虐待の発覚は学校や保育所などからが多いのですが
学校などから通告されても子ども達は本当のことをすんなりと話しません。

親の虐待を告白=自分が悪い子なのが他人にバレる
という思考が植え付けられている子も多くいるようです。

SOSを出したくても怖くて出せない
SOSを出すべき状況だと気づいてもいない

子ども達は社会でも家庭内でも弱者なのです。

SOSに気づくべき重要な存在である地域の人たちの意見として
「他所の家庭のことに口出しすべきではない」
「あまり深入りしてしまうと報復が怖い」
と、見て見ぬふりをしている実情も問題です。

子ども達が言葉にすることができない「助けて」の声を
救い上げる機会を提供することが
大人の私たちの役目ではないかと
子ども達と接する中で日々痛感しています。

岡山県は他県に比べ、虐待の相談件数はとても少ないです。
ただ、虐待まではいかないものの
心が寂しい思いをしている子どもはたくさんいます。

そんな子ども達の心のよりどころになる
敷居の低い居場所作りが必要です。


子どもが生まれた瞬間に親も生まれます
ただ、親になった瞬間にいきなり母・父らしく考え動くことは誰一人できません
育児のプロである保育士さんでさえ、実際の24時間育児の現実に疲弊するほど
育児は多様で複雑で過酷で
一筋縄ではいかない困難さがあるのです。

そんな育児を親も子ども達と同じく失敗成功を繰り返し、経験を積んで親になって行きます。

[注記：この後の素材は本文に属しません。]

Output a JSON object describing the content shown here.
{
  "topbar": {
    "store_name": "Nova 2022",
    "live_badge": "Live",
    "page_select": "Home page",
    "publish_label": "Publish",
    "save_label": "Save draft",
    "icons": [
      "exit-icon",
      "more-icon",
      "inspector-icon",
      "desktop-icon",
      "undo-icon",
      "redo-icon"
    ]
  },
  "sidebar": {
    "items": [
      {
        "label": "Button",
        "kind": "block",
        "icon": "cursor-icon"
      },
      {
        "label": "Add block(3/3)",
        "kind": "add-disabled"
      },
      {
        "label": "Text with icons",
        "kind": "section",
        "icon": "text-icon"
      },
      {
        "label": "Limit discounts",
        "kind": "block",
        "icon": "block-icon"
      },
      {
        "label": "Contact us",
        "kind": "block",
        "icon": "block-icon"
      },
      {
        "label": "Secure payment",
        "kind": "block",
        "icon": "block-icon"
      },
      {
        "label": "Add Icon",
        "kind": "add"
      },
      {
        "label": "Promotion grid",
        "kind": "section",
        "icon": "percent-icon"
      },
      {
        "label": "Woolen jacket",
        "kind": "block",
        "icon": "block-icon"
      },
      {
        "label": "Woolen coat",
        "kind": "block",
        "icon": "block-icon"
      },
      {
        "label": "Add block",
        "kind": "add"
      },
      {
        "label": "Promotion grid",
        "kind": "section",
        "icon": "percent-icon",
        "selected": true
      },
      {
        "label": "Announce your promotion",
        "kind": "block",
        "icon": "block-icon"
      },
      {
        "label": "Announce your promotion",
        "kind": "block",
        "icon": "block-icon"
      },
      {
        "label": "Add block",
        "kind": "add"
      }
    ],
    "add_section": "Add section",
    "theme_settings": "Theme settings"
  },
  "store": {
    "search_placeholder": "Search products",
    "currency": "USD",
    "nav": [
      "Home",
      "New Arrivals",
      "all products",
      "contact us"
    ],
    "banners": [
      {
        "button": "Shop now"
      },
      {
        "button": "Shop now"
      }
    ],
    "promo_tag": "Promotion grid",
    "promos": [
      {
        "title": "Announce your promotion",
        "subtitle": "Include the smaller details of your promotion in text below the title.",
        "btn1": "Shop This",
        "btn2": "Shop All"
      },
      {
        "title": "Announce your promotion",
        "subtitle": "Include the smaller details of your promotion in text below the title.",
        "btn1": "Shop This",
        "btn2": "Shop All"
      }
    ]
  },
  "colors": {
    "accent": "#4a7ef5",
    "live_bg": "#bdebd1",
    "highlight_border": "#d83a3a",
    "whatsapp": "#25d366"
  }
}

育児の情報はネットで検索すれば大体のことは得ることができますね。
しかし、メンタル面や実際のサポートまでは難しく
そこを補う役割を果たすべき機関が地域である必要があります。
子だけでなく、親も共にゆっくり見守り育ててくれる存在として
地域が存在しなければならないのです。

家庭の中がいつも笑顔溢れる状態というのは難しいかもしれませんが
家族で支え合いながら、外からの助けも借りつつ
子どもを育てるという大きな役割を社会全体で分担し
子育て世代に楽しい育児・教育期を過ごしてもらいたいと強く願います。

同じ地域に住む
現役子育て中のママが集まる
NPO法人CHIGAYA

この小さな集まりから
新米ママ・パパ・子ども達に優しい社会を作ることをお約束します。